Pantastic! Scottish gold mine ‘is worth £150m’
SCOTLAND’S hills have far more gold and silver in them than previously thought, with a whopping £147million-worth waiting to be unearthed.
Earlier tests had suggested there were enough precious metals in the Argyll area to net the firm which owns them £101million in profits.
However, that figure has been revised upwards following a new investigation.
Owner Scotgold Resources said it is encouraged by tests of soil samples from the Inverchorachan area of Glen Fyne, near the village of Cairndow, Argyll. It described the results as ‘exciting, new and potentially significant’.

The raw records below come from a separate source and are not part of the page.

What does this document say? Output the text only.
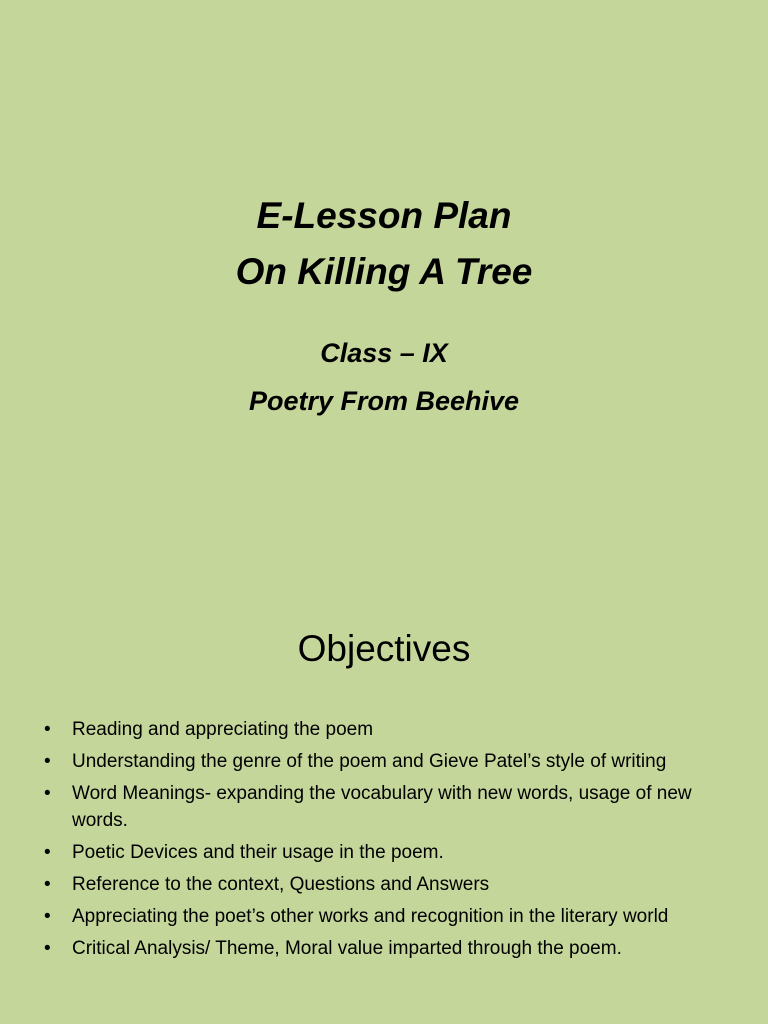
E-Lesson Plan
On Killing A Tree
Class – IX
Poetry From Beehive
Objectives
• Reading and appreciating the poem
• Understanding the genre of the poem and Gieve Patel’s style of writing
• Word Meanings- expanding the vocabulary with new words, usage of new words.
• Poetic Devices and their usage in the poem.
• Reference to the context, Questions and Answers
• Appreciating the poet’s other works and recognition in the literary world
• Critical Analysis/ Theme, Moral value imparted through the poem.
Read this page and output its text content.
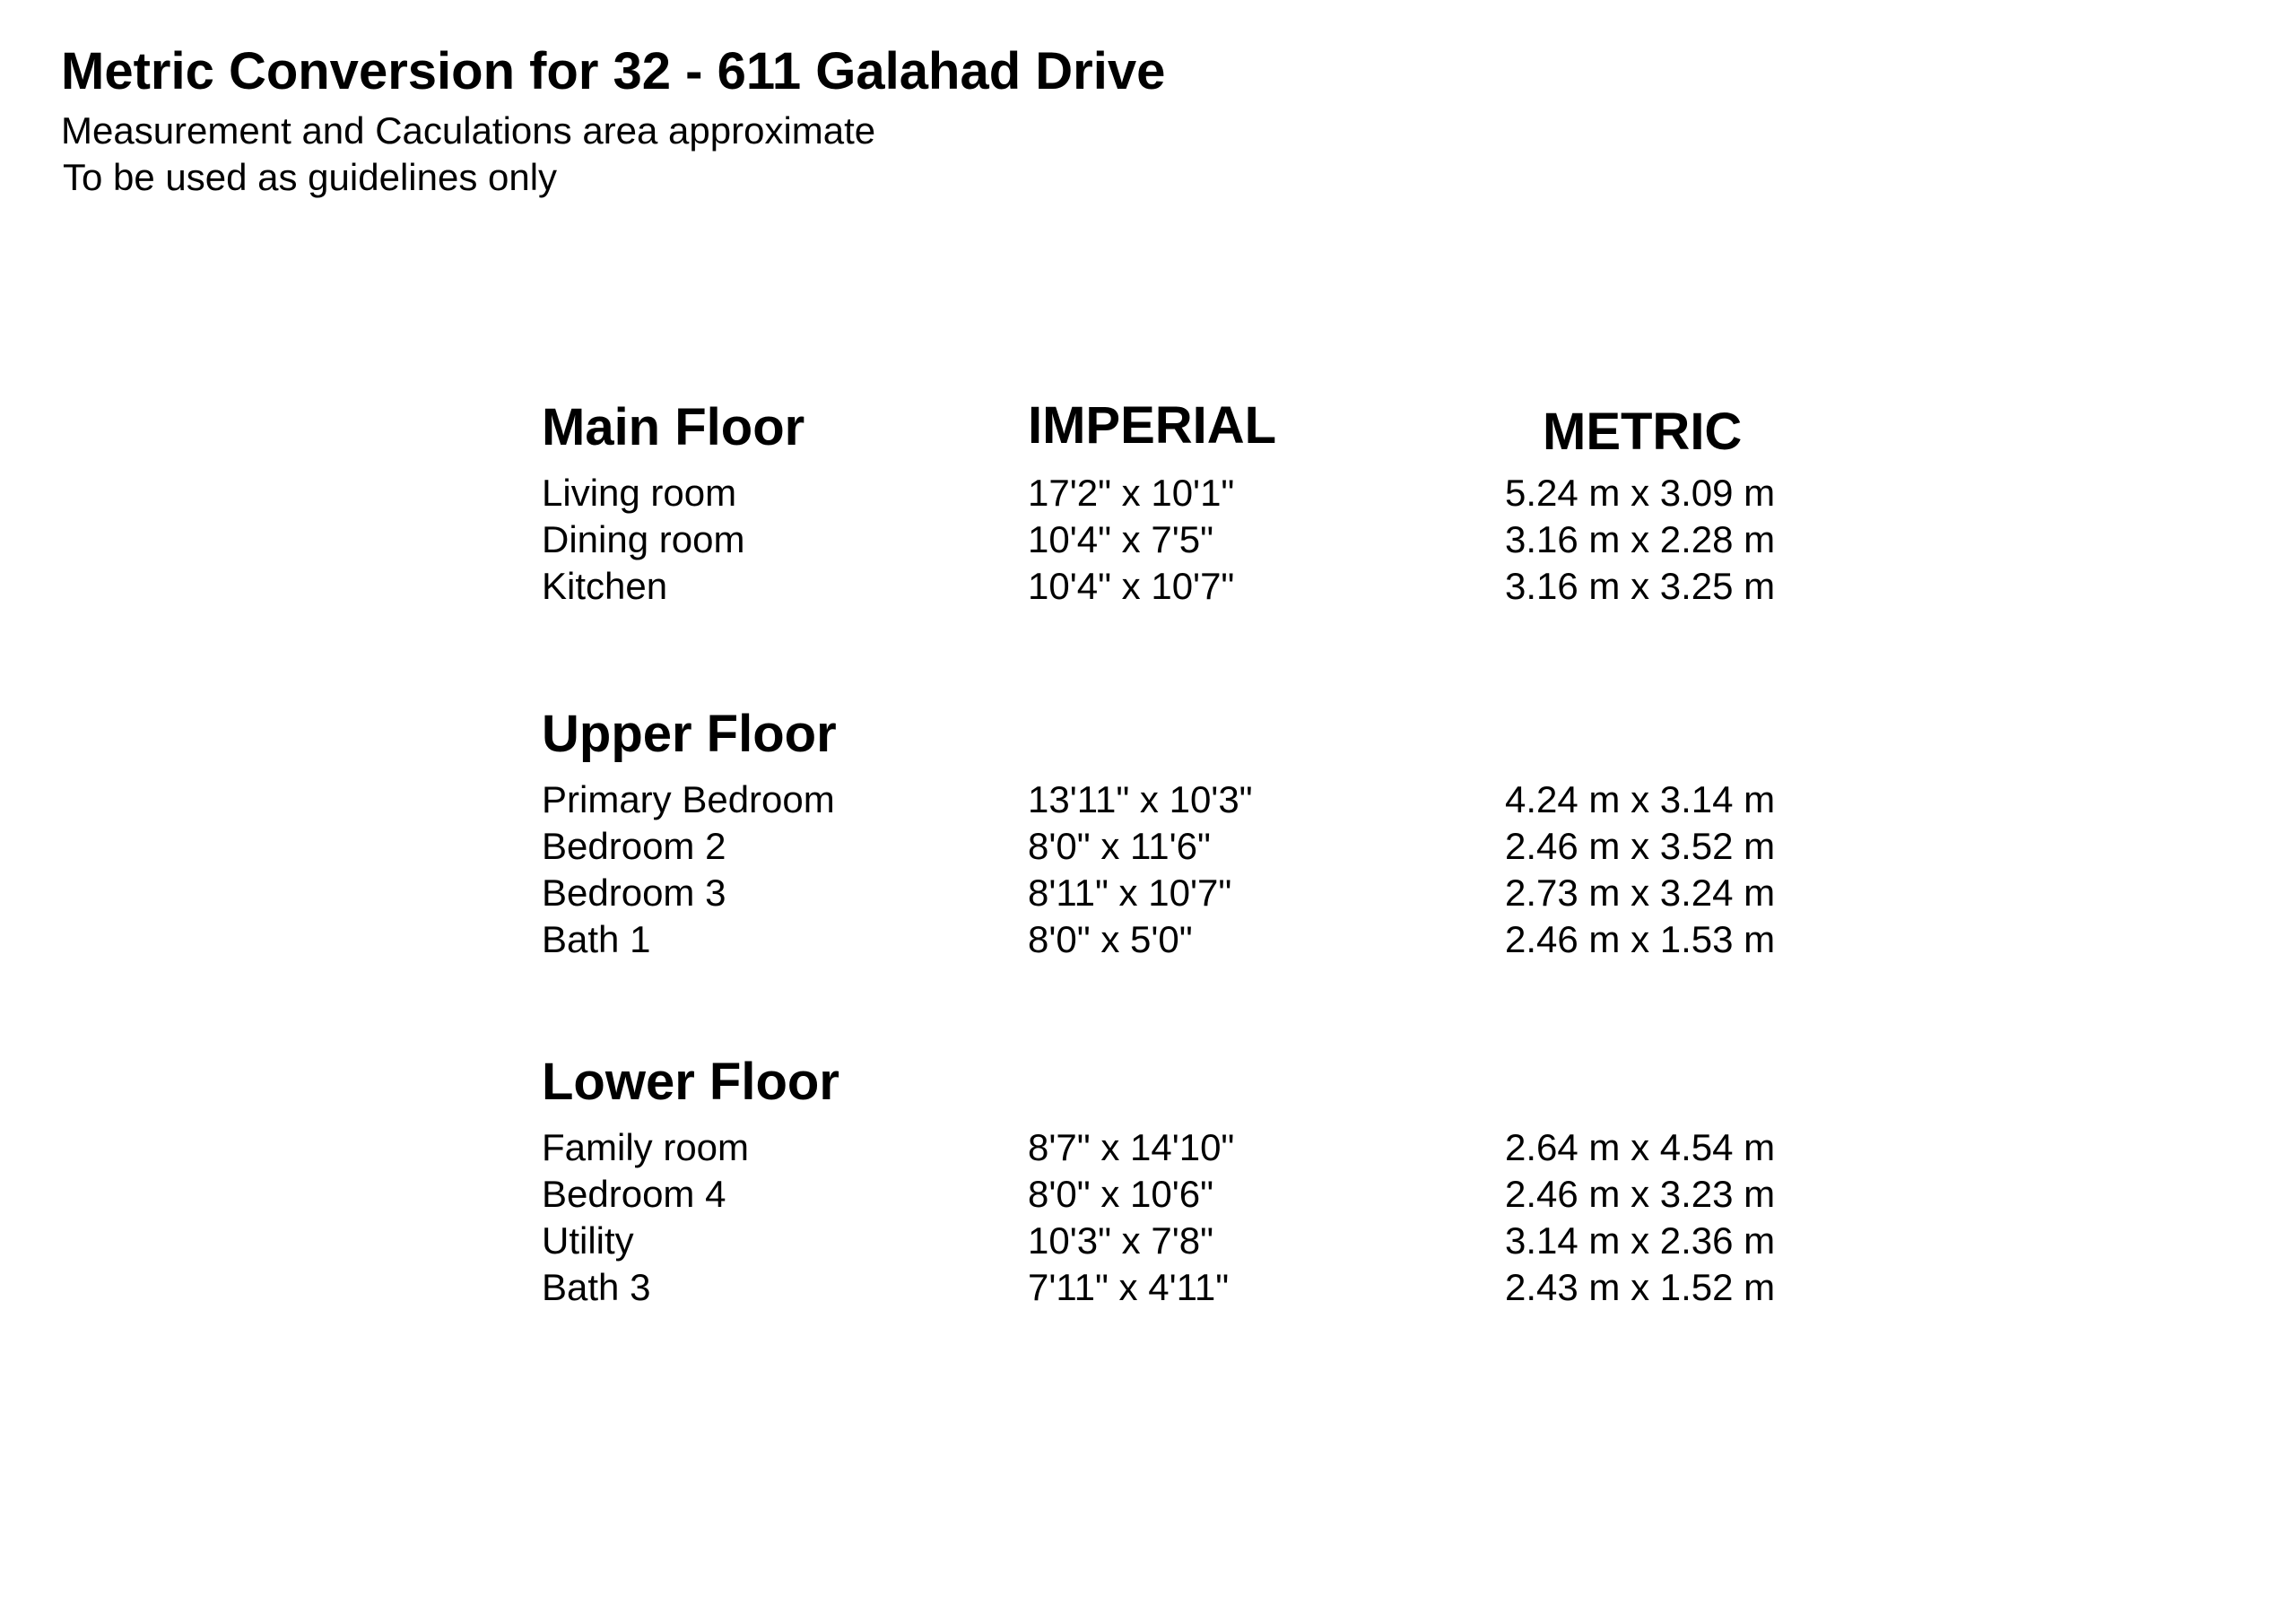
Metric Conversion for 32 - 611 Galahad Drive
Measurement and Caculations area approximate
To be used as guidelines only
IMPERIAL	METRIC
Main Floor
Living room	17'2" x 10'1"	5.24 m x 3.09 m
Dining room	10'4" x 7'5"	3.16 m x 2.28 m
Kitchen	10'4" x 10'7"	3.16 m x 3.25 m
Upper Floor
Primary Bedroom	13'11" x 10'3"	4.24 m x 3.14 m
Bedroom 2	8'0" x 11'6"	2.46 m x 3.52 m
Bedroom 3	8'11" x 10'7"	2.73 m x 3.24 m
Bath 1	8'0" x 5'0"	2.46 m x 1.53 m
Lower Floor
Family room	8'7" x 14'10"	2.64 m x 4.54 m
Bedroom 4	8'0" x 10'6"	2.46 m x 3.23 m
Utility	10'3" x 7'8"	3.14 m x 2.36 m
Bath 3	7'11" x 4'11"	2.43 m x 1.52 m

The samples from Inverchorachan are said to be more promising than previous tests for the firm’s existing mine at Cononish, near Tyndrum.
Scotgold said there could be three times more gold, and nearly twice as much silver.
It is not yet clear how extensive the deposits of precious metals could be.
However. sampling of stream sediments showed gold could be present in an area 1.9 miles long.
The Inverchorachan area is linked through the ‘Tyndrum fault’ to the Cononish mine. Both areas are part of a much larger Scotgold exploration project known as Grampian.
The start of commercial production at Cononish, 12 years after Scotgold’s work on prospecting began there, has been delayed from December to February next year due to the late delivery of equipment.
However, with gold prices higher than previously forecast, the firm is now assuming a market value of £1,200 per ounce for gold.
That does not take into account a premium on Scottish gold, which it received for its first, small-scale batch. The company has now told investors it could see returns of £147million over the lifetime of the Cononish mine. Scotgold’s chief executive, Richard Gray, said: ‘The combination of the gold price being in excess of £1,200 per ounce and the pipeline of projects that we anticipate will result from our Grampian exploration work bode well for the company’s longterm outlook.’
Last year, Scotgold’s plans for Cononish were approved by Loch Lomond & the Trossachs National Park’s planning authority after years of trying to design a commercially viable scheme that met strict planning criteria.
It has been 200 years since Scotland’s last gold rush, when the first nugget to be panned at Helmsdale, on the north-east coast, was turned into a priceless ring for the Duke of Sutherland.
However, there have been plenty of people lucky enough to find their own while panning for gold.
In July 2018, it emerged that a gold nugget worth at least £50,000 had been found in an undisclosed Scottish river.